Honestly, this feeling of fear shocked me. I am not someone who goes about my day seeing Jew hatred everywhere. Of course, I am aware of rising rates of anti-Semitism in this country. I’ve read Bari Weiss. But I live in Scarsdale, for goodness sake. What band of Jew haters are trolling the streets of my affluent suburb? I have no reason to fear that by branding my house as Jewish, I am doing anything dangerous. And yet, I found myself wondering whether this lark, this attempt to bring some levity to my children who have had their lives upturned by COVID-19, was perhaps unwise.

Courtesy the author

There were some other aspects of this endeavor that left me feeling anxious, and like I might have bitten off more than I could chew. There were practical concerns: Do I keep the lights and inflatables plugged in and running at all hours? Do people keep their decorations on a timer, or constantly unplug and replug their power cord in order to save on electricity bills? Is there a time each night everyone just flicks their lights on, spurred on by some signal invisible to me? There were also the safety questions. Could all these cords short-circuit and start a fire? Are these decorations … dangerous? Then there were the social worries: Did I just become the tacky neighbor everyone rolls their eyes at? Also, the shin on the bear’s dreidel was upside down. Who made this thing? There seemed to be so much more at work than a simple set of Hanukkah decorations. I was in too deep.

And then, my kids came home from school. They were, quite literally, speechless.
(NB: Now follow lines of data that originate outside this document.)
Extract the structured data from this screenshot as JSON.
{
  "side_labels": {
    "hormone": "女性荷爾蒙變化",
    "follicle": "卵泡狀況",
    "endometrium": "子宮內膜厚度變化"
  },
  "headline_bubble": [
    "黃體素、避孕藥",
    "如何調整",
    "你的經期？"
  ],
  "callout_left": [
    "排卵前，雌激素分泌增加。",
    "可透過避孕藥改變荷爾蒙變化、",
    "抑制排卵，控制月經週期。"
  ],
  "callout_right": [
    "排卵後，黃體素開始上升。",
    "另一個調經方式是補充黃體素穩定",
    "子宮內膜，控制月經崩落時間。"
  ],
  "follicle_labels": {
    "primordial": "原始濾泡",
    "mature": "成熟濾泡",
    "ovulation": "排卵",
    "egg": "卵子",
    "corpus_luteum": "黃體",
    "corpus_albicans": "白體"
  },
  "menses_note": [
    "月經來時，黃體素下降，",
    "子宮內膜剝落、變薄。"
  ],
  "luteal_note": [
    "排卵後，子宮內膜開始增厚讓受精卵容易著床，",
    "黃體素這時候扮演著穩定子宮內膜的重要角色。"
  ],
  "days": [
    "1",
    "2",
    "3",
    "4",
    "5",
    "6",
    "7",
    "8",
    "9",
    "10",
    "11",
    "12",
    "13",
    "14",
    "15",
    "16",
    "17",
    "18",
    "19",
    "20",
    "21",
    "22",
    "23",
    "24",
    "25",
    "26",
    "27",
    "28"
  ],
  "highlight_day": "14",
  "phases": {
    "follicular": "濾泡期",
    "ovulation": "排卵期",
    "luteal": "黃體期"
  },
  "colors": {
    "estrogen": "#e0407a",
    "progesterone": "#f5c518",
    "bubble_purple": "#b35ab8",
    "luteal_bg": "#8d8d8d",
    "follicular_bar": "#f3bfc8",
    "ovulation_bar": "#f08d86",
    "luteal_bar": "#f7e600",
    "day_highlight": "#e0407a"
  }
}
Their brains were struggling to process how we, the Jewish family on the block, could take part in the holiday decoration extravaganza. They could not believe that they could be part of the phenomenon they had believed belonged to others. They asked me to take pictures of them in front of the decorations, instructed me to change the placement of some of the lights (their decorating was far superior), and wondered what it was that made the bear glow from within.

In that moment, I realized that I had done the right thing, and that everything else would fall into place. I have enough to worry about without inventing vigilantes who roam the streets of Westchester, looking for Jewish bears to trash. I can unplug the lights whenever the kids are out of the house or asleep. The upside down shin is on the side of the dreidel facing inward, so it is my little secret. And I will embrace my new identity as the kooky lady who goes a bit overboard to celebrate the holiday. (I am generally too strait-laced for my own good, and this unexpected turn might be good for me.) My kids will tell stories about me one day, and maybe, when they recount the dark and uncertain days of their COVID-19 childhood, when everything they knew was upturned, they will smile and think about how their mother spread the Hanukkah light to the whole block.

Sara Fredman Aeder is the Manager of Tablet Studios.